When a local Austin theater puts on a play about changelings, you know I have to be there. Fellow sf- fantasy author Jessica Reisman came along and we had a great time.
In Changelings, playwright Reina Hardy put a slightly different spin on the tale of fairies stealing babies, and it was absorbing and fascinating, and by turns poignant and comical. Both Jessica and I agreed that we would have done some things differently (occupational hazard), but for the most part the play works.
The Powers family has always had their babies stolen by fairies. As the play opens, Megan Powers is set to get married to her fiance Tim, and Tim doesn’t know about the family curse. Megan’s brother Luther wants to stop the wedding, and he’s more than a little bit unhinged.
The actors who played the Wicked Child, the Whiteling, and Magus Kemp (Gricelda Silva, Amelia Turner, and Travis Bedard, respectively) stole the show. Turner was especially poignant as the Whiteling.
I was a little bit disappointed in the Faerie Queen, Pandora. Her great wickedness was talked of but we didn’t really see it, and she was too easily overcome. And the play suffers a bit from “powerful women who are the only ones who are weak, selfish and evil” syndrome, which can be tiresome.
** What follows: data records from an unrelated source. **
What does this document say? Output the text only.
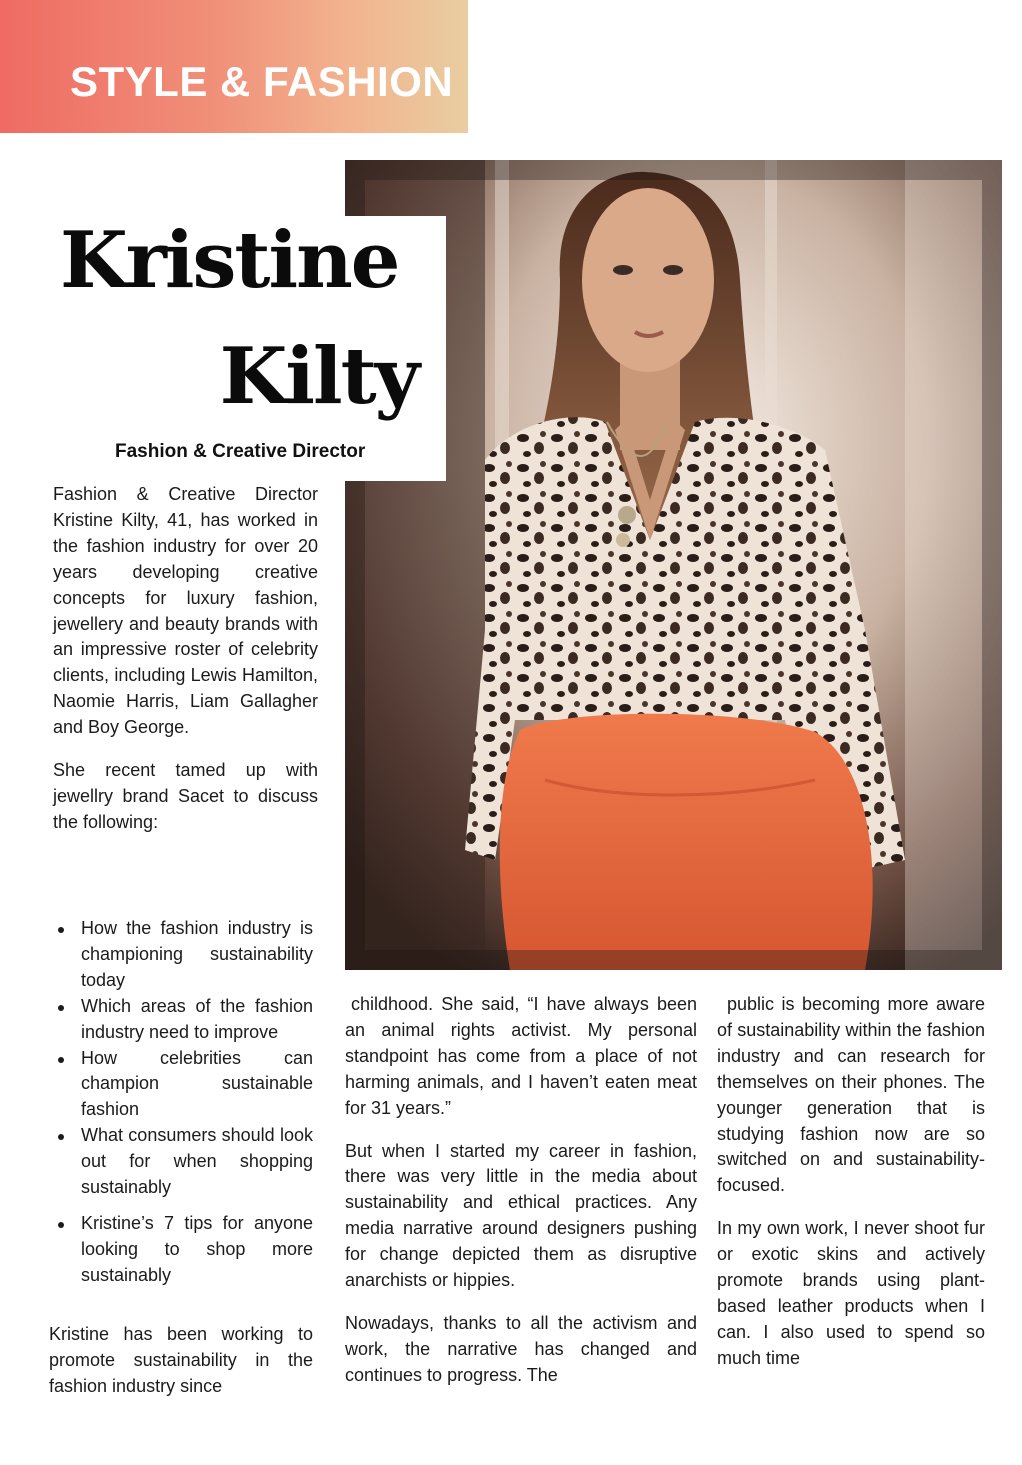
STYLE & FASHION
Kristine
Kilty
Fashion & Creative Director

Fashion & Creative Director Kristine Kilty, 41, has worked in the fashion industry for over 20 years developing creative concepts for luxury fashion, jewellery and beauty brands with an impressive roster of celebrity clients, including Lewis Hamilton, Naomie Harris, Liam Gallagher and Boy George.

She recent tamed up with jewellry brand Sacet to discuss the following:

How the fashion industry is championing sustainability today
Which areas of the fashion industry need to improve
How celebrities can champion sustainable fashion
What consumers should look out for when shopping sustainably
Kristine’s 7 tips for anyone looking to shop more sustainably

Kristine has been working to promote sustainability in the fashion industry since

childhood. She said, “I have always been an animal rights activist. My personal standpoint has come from a place of not harming animals, and I haven’t eaten meat for 31 years.”

But when I started my career in fashion, there was very little in the media about sustainability and ethical practices. Any media narrative around designers pushing for change depicted them as disruptive anarchists or hippies.

Nowadays, thanks to all the activism and work, the narrative has changed and continues to progress. The

public is becoming more aware of sustainability within the fashion industry and can research for themselves on their phones. The younger generation that is studying fashion now are so switched on and sustainability-focused.

In my own work, I never shoot fur or exotic skins and actively promote brands using plant-based leather products when I can. I also used to spend so much time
It was fun. I’m glad I went, glad to see fantasy and myth on stage, glad to see someone take a chance on what is a weird little play. I’ve got a few stories about changelings and fairies in the modern world, and there’s a reason this myth has staying power — it hits at our deepest fears when babies are stolen or switched, hence our horrified fascination with modern tales of stolen babies.